You will need plans and construction drawings for the builder, and to show compliance with the building regulations. Either an architect or architectural technologist can provide these. ‘They can also inspire you with design solutions that you may not have considered,’ says Hugo Tugman, founder of Architect Your Home. Hire someone who specialises in homeowner projects and get them to do a small amount of paid-for work, such as a sketch design, to see if they are the right person for the job.’
Decide how much involvement you want them to have. ‘Some only offer a full service, also overseeing construction,’ says Alan Cronshaw of Acronym Architecture & Design. ‘Others offer a partial service, ending ties after planning and building control approval are gained.’ Find an architect at architects-register.org.uk or an architectural technologist at ciat.org.uk.
Let your designer know what you want. ‘A common mistake is to brief them with a set of constraints without talking through the possibilities,’ explains Hugo. ‘When I work with a homeowner, I discuss the brief and sketch designs around their kitchen table, to involve them and ensure that what I am creating fits their needs and lifestyle.’

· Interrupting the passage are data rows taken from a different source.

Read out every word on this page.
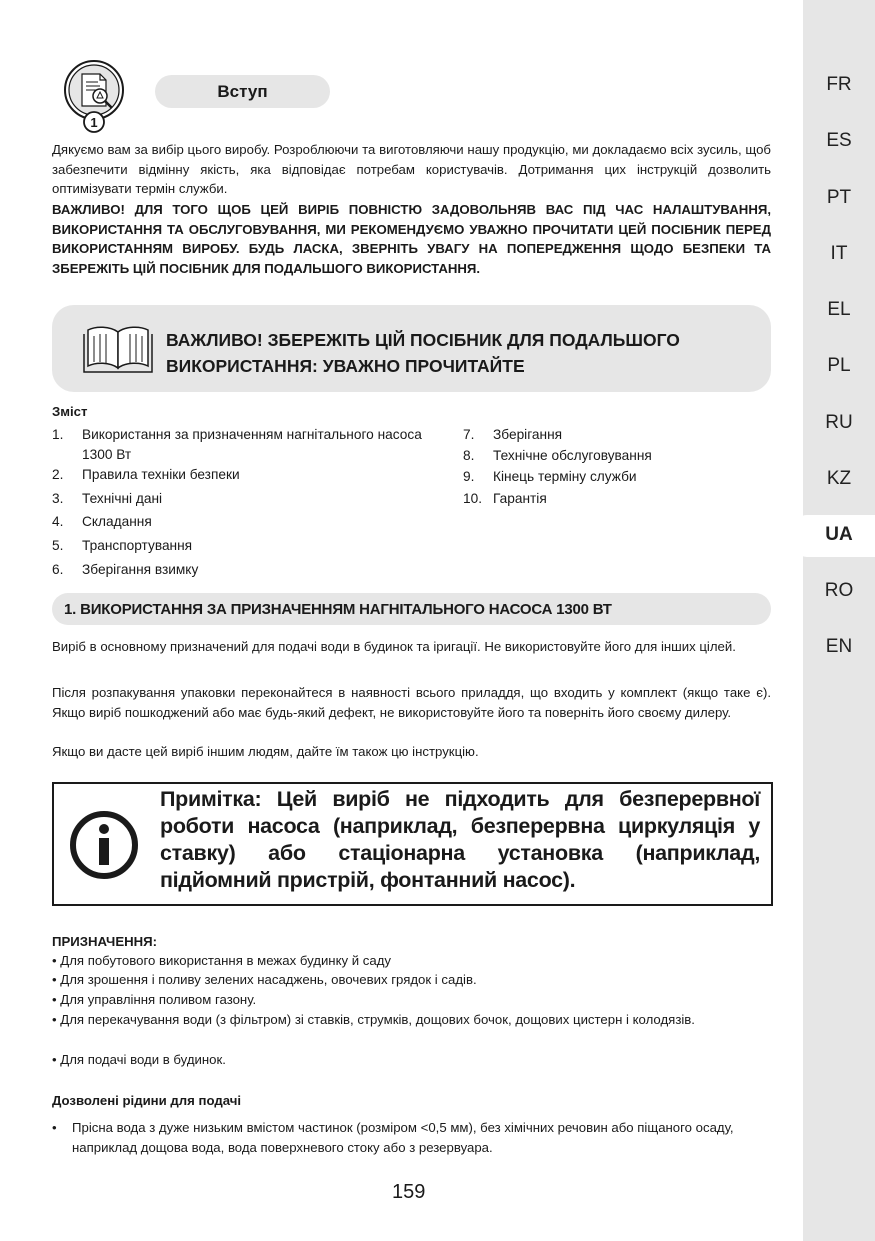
FR
ES
PT
IT
EL
PL
RU
KZ
UA
RO
EN
1
Вступ
Дякуємо вам за вибір цього виробу. Розроблюючи та виготовляючи нашу продукцію, ми докладаємо всіх зусиль, щоб забезпечити відмінну якість, яка відповідає потребам користувачів. Дотримання цих інструкцій дозволить оптимізувати термін служби.
ВАЖЛИВО! ДЛЯ ТОГО ЩОБ ЦЕЙ ВИРІБ ПОВНІСТЮ ЗАДОВОЛЬНЯВ ВАС ПІД ЧАС НАЛАШТУВАННЯ, ВИКОРИСТАННЯ ТА ОБСЛУГОВУВАННЯ, МИ РЕКОМЕНДУЄМО УВАЖНО ПРОЧИТАТИ ЦЕЙ ПОСІБНИК ПЕРЕД ВИКОРИСТАННЯМ ВИРОБУ. БУДЬ ЛАСКА, ЗВЕРНІТЬ УВАГУ НА ПОПЕРЕДЖЕННЯ ЩОДО БЕЗПЕКИ ТА ЗБЕРЕЖІТЬ ЦІЙ ПОСІБНИК ДЛЯ ПОДАЛЬШОГО ВИКОРИСТАННЯ.
ВАЖЛИВО! ЗБЕРЕЖІТЬ ЦІЙ ПОСІБНИК ДЛЯ ПОДАЛЬШОГО
ВИКОРИСТАННЯ: УВАЖНО ПРОЧИТАЙТЕ
Зміст
1. Використання за призначенням нагнітального насоса 1300 Вт
2. Правила техніки безпеки
3. Технічні дані
4. Складання
5. Транспортування
6. Зберігання взимку
7. Зберігання
8. Технічне обслуговування
9. Кінець терміну служби
10. Гарантія
1. ВИКОРИСТАННЯ ЗА ПРИЗНАЧЕННЯМ НАГНІТАЛЬНОГО НАСОСА 1300 ВТ
Виріб в основному призначений для подачі води в будинок та іригації. Не використовуйте його для інших цілей.
Після розпакування упаковки переконайтеся в наявності всього приладдя, що входить у комплект (якщо таке є). Якщо виріб пошкоджений або має будь-який дефект, не використовуйте його та поверніть його своєму дилеру.
Якщо ви дасте цей виріб іншим людям, дайте їм також цю інструкцію.
Примітка: Цей виріб не підходить для безперервної роботи насоса (наприклад, безперервна циркуляція у ставку) або стаціонарна установка (наприклад, підйомний пристрій, фонтанний насос).
ПРИЗНАЧЕННЯ:
• Для побутового використання в межах будинку й саду
• Для зрошення і поливу зелених насаджень, овочевих грядок і садів.
• Для управління поливом газону.
• Для перекачування води (з фільтром) зі ставків, струмків, дощових бочок, дощових цистерн і колодязів.
• Для подачі води в будинок.
Дозволені рідини для подачі
•	Прісна вода з дуже низьким вмістом частинок (розміром <0,5 мм), без хімічних речовин або піщаного осаду, наприклад дощова вода, вода поверхневого стоку або з резервуара.
159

If the work is classed as permitted development, you won’t need planning permission, but you may wish to apply for a certificate of lawful development, which proves the project is legal. If you do need planning permission, you will have to apply to the local council, and may need additional reports (see overleaf). Whichever route you are taking, you will need building regulations approval. It may be necessary to issue a party wall notice if you are building on or close to the boundary with a neighbour.
With the plans in place, you can go ahead and ask building contractors to tender for your extension work. Consider personal and professional recommendations, as well as through trade bodies such as the FMB (Federation of Master Builders), at fmb.org.uk.
Arrange to meet at least three contractors and, to obtain estimates, send them the plans, construction drawings and specification documents, plus the contract you want to use, so they can quote as accurately as possible.